Las hermosas hebras de plata se volvían uno con las largas lenguas carmesí, que recorrían, sin pudor alguno, toda la extensión del precioso metal luminoso. La luna, por su parte, se regocijaba ante la intimidad de sus hijos, que tan ansiosos jugaban con las muchachas del fuego.
Luz de luna contra las llamas, eso era lo que la pareja –diminuta para el gran astro y el insaciable abrasador- observaba maravillada. Llevaban horas haciéndolo, y quizás también podrían continuar así otras tantas. El juego de matices era, por decir lo menos, cautivador.
Pero había algo más aparte de la alegre fogata. De la hermosa Luna Llena. Del silencioso bosque de pinos. Del tranquilizador fluir del arroyo cercano. Del insinuador susurrar del viento. Había algo que los atraía más que cualquiera de esas cosas.
Para ella, eran sus ojos. Para él, su sonrisa.
Era la primera vez que acampaban juntos. Si bien, no estaban completamente solos, se las habían arreglado para tener un momento de intimidad.
Ni una sola palabra había surgido de sus labios. Pero ambos sabían lo que el otro quería decir. Ambos querían actuar de la misma manera, pero algo los retenía. Y por eso observaban el fuego. Como las llamas jugaban sin vergüenzas.
No se habían dado cuenta, pero se estaban acercando el uno al otro lentamente. Quizás no repararon en ello sino hasta que se hallaron en un cálido abrazo.
Entonces, ya nada importaba. Toda la vida calló de repente. Observando. Sonriendo. Dejándose llevar por aquellas suaves caricias, como si fuesen uno con los jóvenes.
Él dejaba caer su mano lentamente por el cabello de ella, una y otra vez. Delicadamente. Temiendo quebrarla. Añorando amarla.
Ella, ensimismada en sus brazos. Soñando con estar más cerca. Queriendo sentir. Queriendo traspasar el límite que no había logrado superar.
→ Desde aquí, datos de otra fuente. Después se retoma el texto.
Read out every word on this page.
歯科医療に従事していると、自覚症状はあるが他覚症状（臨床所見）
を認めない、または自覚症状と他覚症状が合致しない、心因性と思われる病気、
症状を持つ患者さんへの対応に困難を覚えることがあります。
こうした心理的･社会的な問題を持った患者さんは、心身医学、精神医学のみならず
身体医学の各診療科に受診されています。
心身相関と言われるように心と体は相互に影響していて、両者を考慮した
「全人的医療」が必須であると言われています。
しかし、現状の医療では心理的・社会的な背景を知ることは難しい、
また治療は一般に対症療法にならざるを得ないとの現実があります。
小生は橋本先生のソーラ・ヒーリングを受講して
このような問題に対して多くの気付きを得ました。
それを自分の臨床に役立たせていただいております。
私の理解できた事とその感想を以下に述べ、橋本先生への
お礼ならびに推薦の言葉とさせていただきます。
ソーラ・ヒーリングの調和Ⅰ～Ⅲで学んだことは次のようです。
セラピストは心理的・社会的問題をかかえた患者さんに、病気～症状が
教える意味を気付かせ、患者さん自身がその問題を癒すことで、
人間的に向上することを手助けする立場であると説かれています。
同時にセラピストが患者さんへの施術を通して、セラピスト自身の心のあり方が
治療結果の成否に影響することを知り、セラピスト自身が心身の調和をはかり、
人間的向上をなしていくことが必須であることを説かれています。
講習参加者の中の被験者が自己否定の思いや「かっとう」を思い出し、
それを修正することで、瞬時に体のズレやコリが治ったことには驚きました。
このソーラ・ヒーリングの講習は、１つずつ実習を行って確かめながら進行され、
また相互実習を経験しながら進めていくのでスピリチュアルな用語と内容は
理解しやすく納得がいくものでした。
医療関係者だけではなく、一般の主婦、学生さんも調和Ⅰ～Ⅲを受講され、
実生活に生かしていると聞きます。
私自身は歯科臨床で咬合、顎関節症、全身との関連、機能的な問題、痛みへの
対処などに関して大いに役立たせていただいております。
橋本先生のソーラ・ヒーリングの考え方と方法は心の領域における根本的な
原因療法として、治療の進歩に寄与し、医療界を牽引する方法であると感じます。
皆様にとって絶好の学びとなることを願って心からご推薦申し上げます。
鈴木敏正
Y, sin decir una palabra, acordaron trasponerlo. Se acercaron lentamente, entrecerrando los ojos, y dejaron que los latidos del otro guiaran sus labios.
Fue un segundo eterno el que dedicaron a aquel primer contacto. Pero no más que eso. Luego, sin que pudiesen evitarlo, dejaron que sus lenguas jugaran juntas. Que se acariciaran. Que buscaran algo en lo más recóndito de la otra. Que se fundieran en una sola, como lo hacían la luz y las llamas.
Un minuto eterno. Un recuerdo inquebrantable. Y una fogata, que arderá para siempre, al interior de sus corazones.